Jan 26

Last night, President Obama’s salmon joke hooked the imagination of the American people.  You could see it in NPR’s wordcloud, and the tweets and blog posts this morning from commentators far and wide.  It’s not hard to understand why – salmon are a part of this country’s history: They saved the Lewis and Clark expedition from starvation, not once but twice; they are tenacious and strong; they are a central part of the Northwest’s culture, spirit, and economy; they provide us with healthy food that makes us smarter; and they bring nutrients from the ocean to feed our ancient forests and western rivers and more than 150 other species in the Pacific Northwest.  In short, they represent the very best of this country and define the wildlands of the West. 

But here’s the hypocrisy with what the President said last night: He told us, rightly, that in order to move the country toward a better future, we can’t have a government that’s working in the past.  He told us that we need to do things differently, even if doing so is difficult, to achieve a better future.  He told us that staying in the past is inefficient and as such is costing us money and good jobs.

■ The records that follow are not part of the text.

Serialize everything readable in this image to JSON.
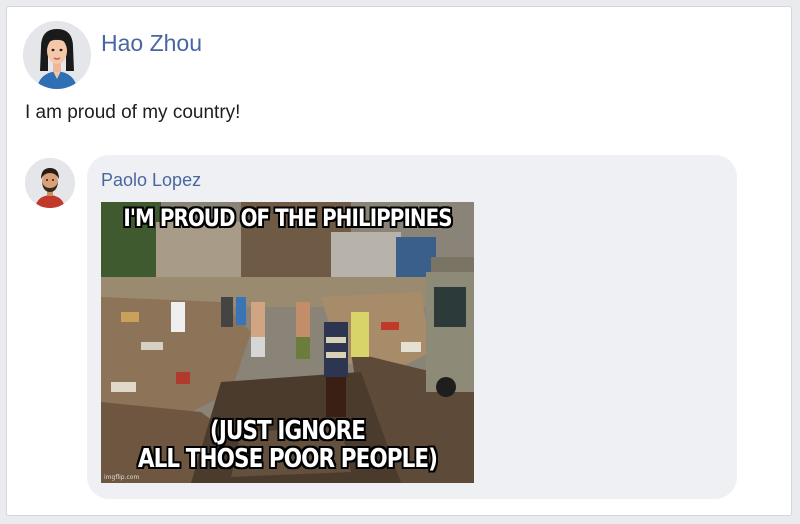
{
  "post": {
    "author_name": "Hao Zhou",
    "text": "I am proud of my country!"
  },
  "comment": {
    "author_name": "Paolo Lopez",
    "meme": {
      "top_text": "I'M PROUD OF THE PHILIPPINES",
      "bottom_line_1": "(JUST IGNORE",
      "bottom_line_2": "ALL THOSE POOR PEOPLE)",
      "watermark": "imgflip.com"
    }
  },
  "colors": {
    "link": "#4a66a0",
    "bubble": "#eff0f3",
    "card": "#ffffff",
    "page_bg": "#e9ebee"
  }
}
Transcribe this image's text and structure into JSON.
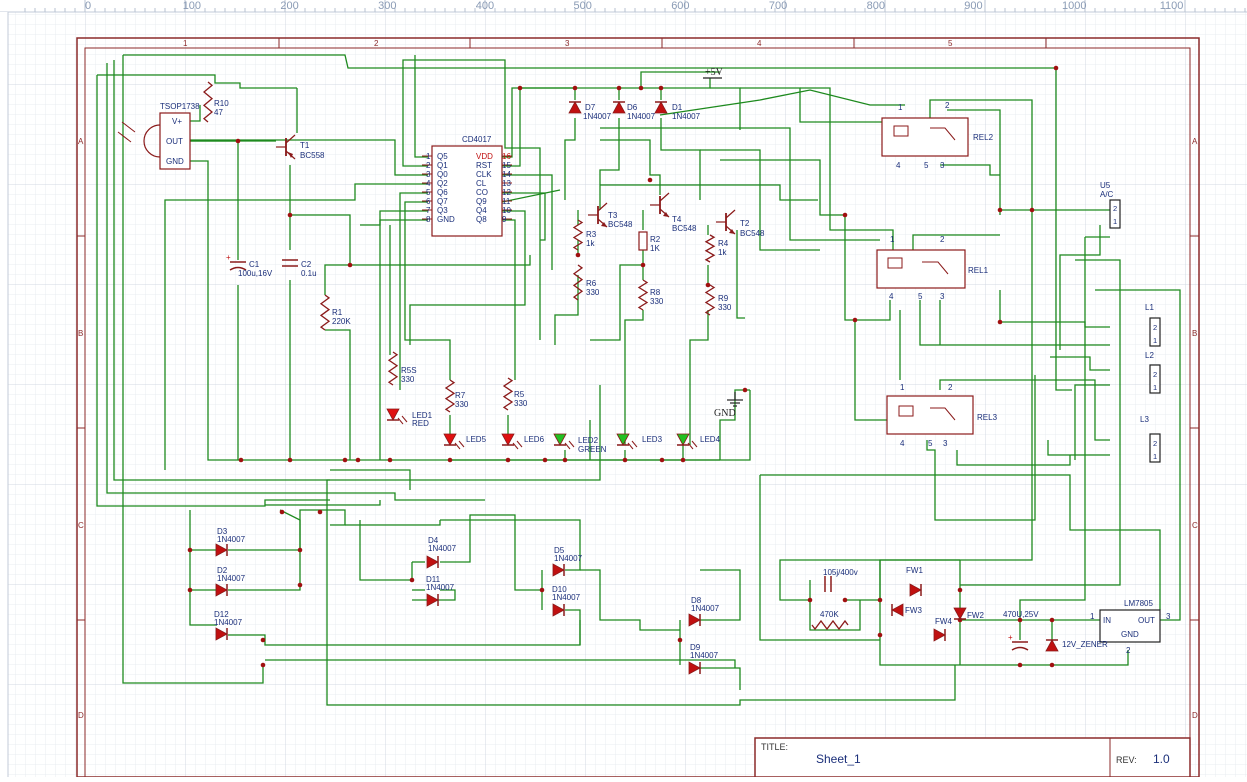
{
  "ruler": {
    "ticks": [
      "0",
      "100",
      "200",
      "300",
      "400",
      "500",
      "600",
      "700",
      "800",
      "900",
      "1000",
      "1100"
    ]
  },
  "frame": {
    "columns": [
      "1",
      "2",
      "3",
      "4",
      "5"
    ],
    "rows": [
      "A",
      "B",
      "C",
      "D"
    ]
  },
  "title_block": {
    "title_label": "TITLE:",
    "title_value": "Sheet_1",
    "rev_label": "REV:",
    "rev_value": "1.0"
  },
  "ic": {
    "name": "CD4017",
    "left_pins": [
      {
        "num": "1",
        "name": "Q5"
      },
      {
        "num": "2",
        "name": "Q1"
      },
      {
        "num": "3",
        "name": "Q0"
      },
      {
        "num": "4",
        "name": "Q2"
      },
      {
        "num": "5",
        "name": "Q6"
      },
      {
        "num": "6",
        "name": "Q7"
      },
      {
        "num": "7",
        "name": "Q3"
      },
      {
        "num": "8",
        "name": "GND"
      }
    ],
    "right_pins": [
      {
        "num": "16",
        "name": "VDD"
      },
      {
        "num": "15",
        "name": "RST"
      },
      {
        "num": "14",
        "name": "CLK"
      },
      {
        "num": "13",
        "name": "CL"
      },
      {
        "num": "12",
        "name": "CO"
      },
      {
        "num": "11",
        "name": "Q9"
      },
      {
        "num": "10",
        "name": "Q4"
      },
      {
        "num": "9",
        "name": "Q8"
      }
    ]
  },
  "tsop": {
    "name": "TSOP1738",
    "pins": [
      "V+",
      "OUT",
      "GND"
    ]
  },
  "regulator": {
    "name": "LM7805",
    "in_label": "IN",
    "out_label": "OUT",
    "gnd_label": "GND",
    "pin_in": "1",
    "pin_out": "3",
    "pin_gnd": "2"
  },
  "connectors": [
    {
      "ref": "U5",
      "sub": "A/C",
      "pins": [
        "2",
        "1"
      ]
    },
    {
      "ref": "L1",
      "sub": "",
      "pins": [
        "2",
        "1"
      ]
    },
    {
      "ref": "L2",
      "sub": "",
      "pins": [
        "2",
        "1"
      ]
    },
    {
      "ref": "L3",
      "sub": "",
      "pins": [
        "2",
        "1"
      ]
    }
  ],
  "relays": [
    {
      "ref": "REL2",
      "pins": [
        "1",
        "2",
        "4",
        "5",
        "3"
      ]
    },
    {
      "ref": "REL1",
      "pins": [
        "1",
        "2",
        "4",
        "5",
        "3"
      ]
    },
    {
      "ref": "REL3",
      "pins": [
        "1",
        "2",
        "4",
        "5",
        "3"
      ]
    }
  ],
  "transistors": [
    {
      "ref": "T1",
      "part": "BC558"
    },
    {
      "ref": "T3",
      "part": "BC548"
    },
    {
      "ref": "T4",
      "part": "BC548"
    },
    {
      "ref": "T2",
      "part": "BC548"
    }
  ],
  "resistors": [
    {
      "ref": "R10",
      "val": "47"
    },
    {
      "ref": "R1",
      "val": "220K"
    },
    {
      "ref": "R3",
      "val": "1k"
    },
    {
      "ref": "R6",
      "val": "330"
    },
    {
      "ref": "R2",
      "val": "1K"
    },
    {
      "ref": "R8",
      "val": "330"
    },
    {
      "ref": "R4",
      "val": "1k"
    },
    {
      "ref": "R9",
      "val": "330"
    },
    {
      "ref": "R5S",
      "val": "330"
    },
    {
      "ref": "R7",
      "val": "330"
    },
    {
      "ref": "R5",
      "val": "330"
    },
    {
      "ref": "",
      "val": "470K"
    }
  ],
  "capacitors": [
    {
      "ref": "C1",
      "val": "100u,16V"
    },
    {
      "ref": "C2",
      "val": "0.1u"
    },
    {
      "ref": "",
      "val": "105j/400v"
    },
    {
      "ref": "",
      "val": "470U,25V"
    }
  ],
  "leds": [
    {
      "ref": "LED1",
      "sub": "RED"
    },
    {
      "ref": "LED5",
      "sub": ""
    },
    {
      "ref": "LED6",
      "sub": ""
    },
    {
      "ref": "LED2",
      "sub": "GREEN"
    },
    {
      "ref": "LED3",
      "sub": ""
    },
    {
      "ref": "LED4",
      "sub": ""
    }
  ],
  "diodes": [
    {
      "ref": "D7",
      "part": "1N4007"
    },
    {
      "ref": "D6",
      "part": "1N4007"
    },
    {
      "ref": "D1",
      "part": "1N4007"
    },
    {
      "ref": "D3",
      "part": "1N4007"
    },
    {
      "ref": "D2",
      "part": "1N4007"
    },
    {
      "ref": "D12",
      "part": "1N4007"
    },
    {
      "ref": "D4",
      "part": "1N4007"
    },
    {
      "ref": "D11",
      "part": "1N4007"
    },
    {
      "ref": "D5",
      "part": "1N4007"
    },
    {
      "ref": "D10",
      "part": "1N4007"
    },
    {
      "ref": "D8",
      "part": "1N4007"
    },
    {
      "ref": "D9",
      "part": "1N4007"
    },
    {
      "ref": "FW1",
      "part": ""
    },
    {
      "ref": "FW3",
      "part": ""
    },
    {
      "ref": "FW4",
      "part": ""
    },
    {
      "ref": "FW2",
      "part": ""
    }
  ],
  "zener": {
    "val": "12V_ZENER"
  },
  "power": {
    "vcc": "+5V",
    "gnd": "GND"
  },
  "colors": {
    "wire": "#1e8a1e",
    "symbol": "#8b1a1a",
    "label": "#1b2f7a",
    "frame": "#8b2a2a",
    "grid": "#e3e8ef"
  }
}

But this is exactly what the Obama administration is doing right now on salmon restoration efforts in the Northwest. The President’s State of the Union salmon joke suggested that the problem with salmon recovery efforts is that there are too many agencies in the kitchen, but the real problem is that the Obama salmon plan is half-baked. 

The President’s plan for Columbia and Snake River salmon is based on policies of the past – Bush Administration salmon policies to be exact – rather than identifying and making the changes necessary to actually restore these iconic creatures.  The President’s salmon plan ignores sound salmon science and instead relies on the failed status quo.  And as a result, the President’s salmon plan is inefficient and costs us money and good jobs – the very pitfalls President Obama says he wants to avoid.

So, Mr. President, I would say to you what you said to the nation last night: let’s try something different on salmon policies in the Northwest – even if it is difficult.  In the end, in order to move forward and craft a better future for salmon and salmon dependent communities, we’ll need to stop looking to the past.  This new path, one that is built upon science, instead of circumventing it, will bring salmon back to the region, feed our families, and help grow a healthy and strong economy.